24 de noviembre de 2005

Infancia



Mi casa da al patio de la escuela donde crecí. Antaño pasaba largas horas viendo corretear a los niños, persiguiéndose, cazándose, y siendo testigo de como ellos, a su vez, crecían. Añoré esos días de mi infancia, donde los problemas no existían, donde papá y mamá estaban siempre para solucionar todo, y donde me encontraba seguro.

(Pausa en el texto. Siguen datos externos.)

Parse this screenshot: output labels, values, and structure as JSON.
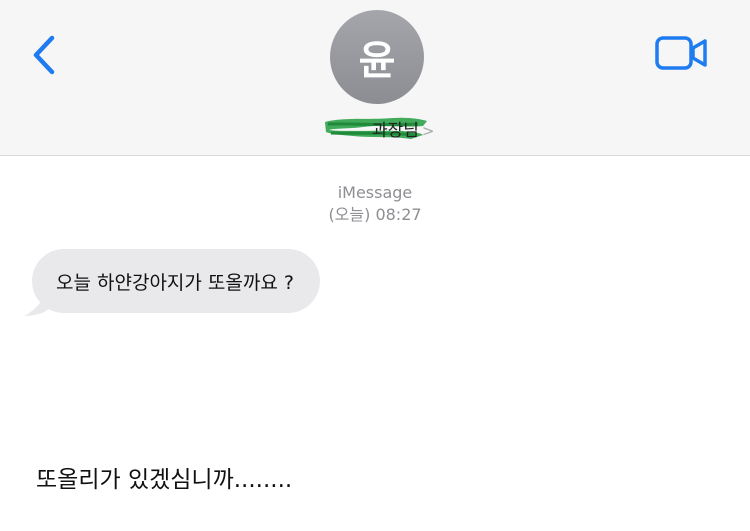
{
  "header": {
    "back_icon": "chevron-left-icon",
    "avatar_initial": "윤",
    "contact_name_visible": "과장님",
    "contact_chevron": ">",
    "video_icon": "video-camera-icon",
    "accent_color": "#1e7cf0"
  },
  "conversation": {
    "service": "iMessage",
    "timestamp": "(오늘) 08:27",
    "messages": [
      {
        "direction": "incoming",
        "text": "오늘 하얀강아지가 또올까요 ?"
      }
    ]
  },
  "caption": "또올리가 있겠심니까........"
}
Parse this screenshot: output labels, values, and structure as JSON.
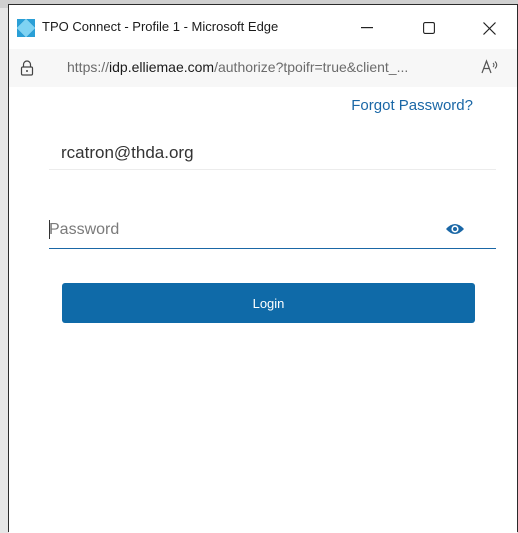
{
  "window": {
    "title": "TPO Connect - Profile 1 - Microsoft Edge"
  },
  "address_bar": {
    "url_scheme": "https://",
    "url_host": "idp.elliemae.com",
    "url_path": "/authorize?tpoifr=true&client_..."
  },
  "login": {
    "forgot_password": "Forgot Password?",
    "username_value": "rcatron@thda.org",
    "password_placeholder": "Password",
    "login_label": "Login"
  },
  "colors": {
    "accent": "#1a67a6",
    "button": "#0f6aa8"
  },
  "icons": {
    "app": "edge-app-icon",
    "lock": "lock-icon",
    "read_aloud": "read-aloud-icon",
    "show_password": "eye-icon"
  }
}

Ahora el mundo ha cambiado; ya no me siento seguro, mamá y papá no pueden ayudarme y, además, hay muchos problemas. Hacer frente a las dificultades, superar las adversidades y ayudarnos unos a otros, ésos deberían ser los motivos que nos hicieran saltar cada día de nuestra cama, como hace veinte años lo eran jugar con los amigos, correr por el patio y aprender unas cuántas cosas. Pero esta sociedad no está por esa labor. Lo que cuenta es el enfrentamiento, comprar cada vez más, odiar al vecino, aguárle la fiesta siempre que se pueda, y despertarse con la sensación de que hay que comerse al mundo o si no será él quien nos engulla.

Los niños siguen a lo suyo; abrirán sus legañosos ojos dispuestos a vivir otro día, con los suyos, y no verán más lejos. Ni puñetera falta que hace. A veces, quizá la gran mayoría de ellas, es bueno ser ciego.